Monday, August 12, 2013

Humanae Vitae at 45: Paul VI was right (Opinion)

http://artofnfp.org/wp-content/uploads/2013/07/paulvi-e1309644693333-445x181.jpgWhen one rereads Humanae Vitae today, 45 years on, it seems that Paul VI anticipated the cultural impacts of the contraceptive society with a clarity of foresight, writes George Weigel.

A few weeks ago, while pondering the upcoming sapphire anniversary of Pope Paul VI’s Humanae Vitae (Of Human Life) and the continuing controversy over the 'birth control encyclical' throughout both Church and society, I came across the following, in an essay the Polish Nobel laureate Czesław Miłosz wrote shortly before his death in 2004: 'Increasingly the institution of marriage is being replaced by simply living together, which has followed upon the sundering of the link between sex and fertility.
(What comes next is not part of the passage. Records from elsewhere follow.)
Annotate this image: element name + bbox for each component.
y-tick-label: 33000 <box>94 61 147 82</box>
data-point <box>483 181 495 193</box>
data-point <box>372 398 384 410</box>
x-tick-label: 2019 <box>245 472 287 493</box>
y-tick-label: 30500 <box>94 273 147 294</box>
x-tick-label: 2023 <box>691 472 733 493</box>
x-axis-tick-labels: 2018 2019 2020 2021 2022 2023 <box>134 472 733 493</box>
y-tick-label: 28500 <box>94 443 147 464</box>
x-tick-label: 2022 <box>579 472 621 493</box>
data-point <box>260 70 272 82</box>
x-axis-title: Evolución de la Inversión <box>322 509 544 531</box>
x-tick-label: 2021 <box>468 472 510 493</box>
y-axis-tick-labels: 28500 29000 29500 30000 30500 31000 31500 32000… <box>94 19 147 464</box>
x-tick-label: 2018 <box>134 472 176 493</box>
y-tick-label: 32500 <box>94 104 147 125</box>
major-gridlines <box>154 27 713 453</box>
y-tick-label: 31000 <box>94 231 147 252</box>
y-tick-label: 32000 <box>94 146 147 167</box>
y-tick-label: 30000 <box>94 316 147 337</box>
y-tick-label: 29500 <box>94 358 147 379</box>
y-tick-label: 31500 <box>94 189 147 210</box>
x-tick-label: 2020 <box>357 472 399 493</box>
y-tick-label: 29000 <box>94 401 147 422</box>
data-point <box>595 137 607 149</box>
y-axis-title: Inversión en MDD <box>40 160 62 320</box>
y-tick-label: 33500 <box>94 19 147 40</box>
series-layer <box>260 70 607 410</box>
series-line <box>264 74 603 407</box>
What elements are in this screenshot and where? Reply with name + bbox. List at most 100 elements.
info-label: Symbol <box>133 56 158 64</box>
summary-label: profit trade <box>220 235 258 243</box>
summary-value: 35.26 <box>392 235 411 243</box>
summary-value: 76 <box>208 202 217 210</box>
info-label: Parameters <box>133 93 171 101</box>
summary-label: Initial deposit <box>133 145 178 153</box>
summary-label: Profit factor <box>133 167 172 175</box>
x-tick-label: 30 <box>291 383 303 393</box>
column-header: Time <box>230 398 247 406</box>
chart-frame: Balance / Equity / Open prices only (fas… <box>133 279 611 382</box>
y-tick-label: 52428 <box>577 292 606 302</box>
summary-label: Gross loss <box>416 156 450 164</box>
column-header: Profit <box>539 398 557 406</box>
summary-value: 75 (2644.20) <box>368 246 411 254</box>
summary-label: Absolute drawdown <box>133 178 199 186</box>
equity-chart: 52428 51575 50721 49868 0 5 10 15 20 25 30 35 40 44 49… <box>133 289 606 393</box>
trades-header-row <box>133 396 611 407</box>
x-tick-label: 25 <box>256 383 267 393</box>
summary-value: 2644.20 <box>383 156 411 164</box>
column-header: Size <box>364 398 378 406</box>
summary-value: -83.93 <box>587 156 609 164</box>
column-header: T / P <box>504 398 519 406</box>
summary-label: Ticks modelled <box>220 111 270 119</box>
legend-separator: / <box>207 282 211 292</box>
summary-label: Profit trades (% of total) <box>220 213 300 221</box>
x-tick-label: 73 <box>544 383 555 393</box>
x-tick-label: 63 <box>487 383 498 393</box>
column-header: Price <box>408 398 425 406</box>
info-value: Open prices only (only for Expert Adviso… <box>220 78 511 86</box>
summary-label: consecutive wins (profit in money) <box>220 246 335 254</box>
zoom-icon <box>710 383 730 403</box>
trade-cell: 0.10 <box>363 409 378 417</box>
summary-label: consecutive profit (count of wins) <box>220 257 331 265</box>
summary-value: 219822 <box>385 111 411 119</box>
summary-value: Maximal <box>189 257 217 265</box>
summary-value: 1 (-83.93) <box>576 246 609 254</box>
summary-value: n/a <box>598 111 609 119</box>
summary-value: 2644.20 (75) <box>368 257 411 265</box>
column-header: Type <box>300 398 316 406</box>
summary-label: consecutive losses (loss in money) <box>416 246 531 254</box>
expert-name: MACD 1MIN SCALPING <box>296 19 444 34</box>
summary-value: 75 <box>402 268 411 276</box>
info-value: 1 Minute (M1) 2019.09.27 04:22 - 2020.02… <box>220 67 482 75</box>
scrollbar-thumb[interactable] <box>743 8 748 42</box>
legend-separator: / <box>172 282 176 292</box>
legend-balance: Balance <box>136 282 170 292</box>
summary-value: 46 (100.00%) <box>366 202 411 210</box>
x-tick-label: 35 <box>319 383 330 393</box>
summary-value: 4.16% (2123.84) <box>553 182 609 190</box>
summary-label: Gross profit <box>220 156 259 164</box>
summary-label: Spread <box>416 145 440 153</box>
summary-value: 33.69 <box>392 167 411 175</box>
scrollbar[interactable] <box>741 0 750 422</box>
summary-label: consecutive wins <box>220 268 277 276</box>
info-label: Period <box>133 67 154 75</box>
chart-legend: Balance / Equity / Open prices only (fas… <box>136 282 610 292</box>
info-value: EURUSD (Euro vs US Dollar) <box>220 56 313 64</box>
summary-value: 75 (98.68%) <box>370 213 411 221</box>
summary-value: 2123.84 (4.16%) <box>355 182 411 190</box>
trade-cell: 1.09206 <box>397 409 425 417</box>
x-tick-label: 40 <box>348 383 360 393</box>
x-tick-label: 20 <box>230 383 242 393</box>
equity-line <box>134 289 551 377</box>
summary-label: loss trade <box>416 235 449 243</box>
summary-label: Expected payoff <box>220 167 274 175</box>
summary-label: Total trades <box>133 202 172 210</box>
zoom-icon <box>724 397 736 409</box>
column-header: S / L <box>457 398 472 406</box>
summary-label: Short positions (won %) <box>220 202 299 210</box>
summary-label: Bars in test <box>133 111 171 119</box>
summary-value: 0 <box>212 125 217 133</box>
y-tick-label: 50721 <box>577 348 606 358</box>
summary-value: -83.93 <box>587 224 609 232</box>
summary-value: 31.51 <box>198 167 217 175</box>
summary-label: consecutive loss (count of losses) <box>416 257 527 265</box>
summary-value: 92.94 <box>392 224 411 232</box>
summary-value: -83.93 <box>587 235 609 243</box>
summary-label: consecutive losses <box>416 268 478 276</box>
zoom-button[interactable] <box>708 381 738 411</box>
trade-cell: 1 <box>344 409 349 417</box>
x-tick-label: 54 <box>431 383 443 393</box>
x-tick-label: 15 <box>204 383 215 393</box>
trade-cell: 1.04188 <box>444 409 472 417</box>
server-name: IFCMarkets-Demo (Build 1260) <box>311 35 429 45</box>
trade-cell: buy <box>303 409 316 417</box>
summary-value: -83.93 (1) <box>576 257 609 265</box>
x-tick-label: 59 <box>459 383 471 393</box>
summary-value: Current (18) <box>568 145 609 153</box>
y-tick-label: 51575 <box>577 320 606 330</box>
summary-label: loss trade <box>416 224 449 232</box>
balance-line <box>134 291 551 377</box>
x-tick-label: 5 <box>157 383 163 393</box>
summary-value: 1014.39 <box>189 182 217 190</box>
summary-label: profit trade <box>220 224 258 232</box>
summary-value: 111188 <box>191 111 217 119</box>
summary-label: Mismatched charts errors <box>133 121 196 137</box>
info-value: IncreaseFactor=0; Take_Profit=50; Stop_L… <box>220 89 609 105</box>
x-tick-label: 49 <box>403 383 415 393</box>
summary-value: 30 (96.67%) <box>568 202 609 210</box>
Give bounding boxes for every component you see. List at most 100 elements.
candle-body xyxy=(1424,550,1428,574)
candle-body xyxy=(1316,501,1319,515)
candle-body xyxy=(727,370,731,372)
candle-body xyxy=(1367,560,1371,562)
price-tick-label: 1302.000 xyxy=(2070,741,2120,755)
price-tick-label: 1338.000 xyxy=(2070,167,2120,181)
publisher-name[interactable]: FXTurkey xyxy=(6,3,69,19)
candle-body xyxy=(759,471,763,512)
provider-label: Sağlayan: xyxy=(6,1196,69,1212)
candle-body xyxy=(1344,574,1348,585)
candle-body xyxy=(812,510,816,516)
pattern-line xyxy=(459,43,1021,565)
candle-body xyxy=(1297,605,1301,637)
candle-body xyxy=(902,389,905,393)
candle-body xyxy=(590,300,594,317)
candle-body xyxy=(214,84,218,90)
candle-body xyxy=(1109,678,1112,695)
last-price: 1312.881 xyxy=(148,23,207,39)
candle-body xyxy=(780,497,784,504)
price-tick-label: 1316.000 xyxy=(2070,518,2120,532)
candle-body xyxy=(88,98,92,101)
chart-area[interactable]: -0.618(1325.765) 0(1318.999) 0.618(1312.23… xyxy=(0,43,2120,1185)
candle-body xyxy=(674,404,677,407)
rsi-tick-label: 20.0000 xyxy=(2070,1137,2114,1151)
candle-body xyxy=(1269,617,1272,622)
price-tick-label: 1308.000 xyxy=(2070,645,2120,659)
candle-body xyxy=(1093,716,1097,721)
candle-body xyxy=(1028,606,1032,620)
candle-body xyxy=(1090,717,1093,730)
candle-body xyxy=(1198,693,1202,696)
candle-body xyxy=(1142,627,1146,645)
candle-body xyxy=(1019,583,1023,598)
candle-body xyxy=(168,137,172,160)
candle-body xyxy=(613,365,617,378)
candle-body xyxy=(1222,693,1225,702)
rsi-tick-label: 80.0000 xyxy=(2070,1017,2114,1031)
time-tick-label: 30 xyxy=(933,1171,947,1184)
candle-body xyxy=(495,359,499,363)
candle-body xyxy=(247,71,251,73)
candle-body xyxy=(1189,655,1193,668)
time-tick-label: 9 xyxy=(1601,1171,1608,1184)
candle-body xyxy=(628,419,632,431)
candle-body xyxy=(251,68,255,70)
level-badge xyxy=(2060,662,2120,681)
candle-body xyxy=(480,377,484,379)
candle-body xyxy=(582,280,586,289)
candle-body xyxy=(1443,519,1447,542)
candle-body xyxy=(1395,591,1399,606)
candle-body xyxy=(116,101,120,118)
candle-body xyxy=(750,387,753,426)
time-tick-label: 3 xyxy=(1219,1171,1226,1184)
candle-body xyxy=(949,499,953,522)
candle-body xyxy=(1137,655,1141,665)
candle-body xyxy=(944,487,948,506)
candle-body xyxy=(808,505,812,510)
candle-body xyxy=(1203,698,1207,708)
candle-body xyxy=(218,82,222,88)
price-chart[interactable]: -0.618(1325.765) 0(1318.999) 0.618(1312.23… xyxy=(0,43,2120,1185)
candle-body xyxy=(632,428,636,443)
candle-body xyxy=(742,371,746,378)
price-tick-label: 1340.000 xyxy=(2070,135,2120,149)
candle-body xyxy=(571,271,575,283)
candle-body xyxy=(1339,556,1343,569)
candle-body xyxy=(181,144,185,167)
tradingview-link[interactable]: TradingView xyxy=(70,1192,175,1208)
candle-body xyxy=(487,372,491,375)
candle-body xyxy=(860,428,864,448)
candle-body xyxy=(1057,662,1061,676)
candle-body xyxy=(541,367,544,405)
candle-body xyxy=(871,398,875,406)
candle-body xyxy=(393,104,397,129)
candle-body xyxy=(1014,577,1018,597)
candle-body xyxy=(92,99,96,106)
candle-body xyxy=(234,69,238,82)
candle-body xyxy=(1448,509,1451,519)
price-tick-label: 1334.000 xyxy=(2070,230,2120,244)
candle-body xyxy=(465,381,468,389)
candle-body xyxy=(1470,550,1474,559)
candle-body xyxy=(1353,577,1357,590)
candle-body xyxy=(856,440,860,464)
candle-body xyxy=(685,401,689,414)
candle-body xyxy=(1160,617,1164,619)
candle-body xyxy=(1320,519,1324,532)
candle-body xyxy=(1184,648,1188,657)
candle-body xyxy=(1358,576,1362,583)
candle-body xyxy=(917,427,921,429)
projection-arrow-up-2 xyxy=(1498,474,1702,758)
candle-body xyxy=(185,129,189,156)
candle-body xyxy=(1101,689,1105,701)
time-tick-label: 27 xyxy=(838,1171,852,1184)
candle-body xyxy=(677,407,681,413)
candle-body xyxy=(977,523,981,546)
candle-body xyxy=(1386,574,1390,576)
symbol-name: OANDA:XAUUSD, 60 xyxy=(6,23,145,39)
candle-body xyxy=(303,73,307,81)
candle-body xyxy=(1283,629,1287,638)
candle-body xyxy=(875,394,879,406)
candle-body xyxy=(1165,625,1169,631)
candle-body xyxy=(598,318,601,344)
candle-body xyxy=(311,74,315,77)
'This is not just a revolution in the area of moral norms; it reaches much deeper, into the very definition of man. If the drive which is innate in man as a physiological being conflicts with the optimum condition that we call a human way of life (sufficient food, good living conditions, women’s rights), and therefore has to be cheated with the help of science, then the rest of our firmly held convictions about what is natural behavior and what is unnatural fall by the wayside.'

Miłosz had a complicated relationship with the Catholic Church; he was not a man who automatically accepted ecclesiastical dicta on the basis of religious authority. Thus his insight into the cultural consequences of cheap, effective, and readily available contraception is all the more striking, in that it runs in close parallel to what Paul VI wrote in Humanae Vitae: an encyclical that was not so much rejected (pace the utterly predictable 45th-anniversary commentary) as it was unread, untaught, ill-considered — and thus unappreciated.

Contrary to the myth-making (and, in some instances, prevarication) that has characterized a lot of commentary on Humanae Vitae since its publication on July 25, 1968, Paul VI’s letter to the Church and to 'all men of good will' is, at bottom, a paean to responsible parenthood — a theme that recurs throughout the document. Humanae Vitae does not teach an ideology of procreation at all costs; quite the contrary. 

Pope Paul taught that married couples have a moral obligation to plan their families; further, he wrote, family planning is an exercise of vocational discernment that engages the mind, the heart, and the will, and each of those faculties should be informed by mutual respect and charity between spouses.

The question Paul VI tried to put on the table of global discussion was not whether family planning was morally legitimate; the question he posed was: How can fertility be regulated in a truly humanistic and life-affirming way?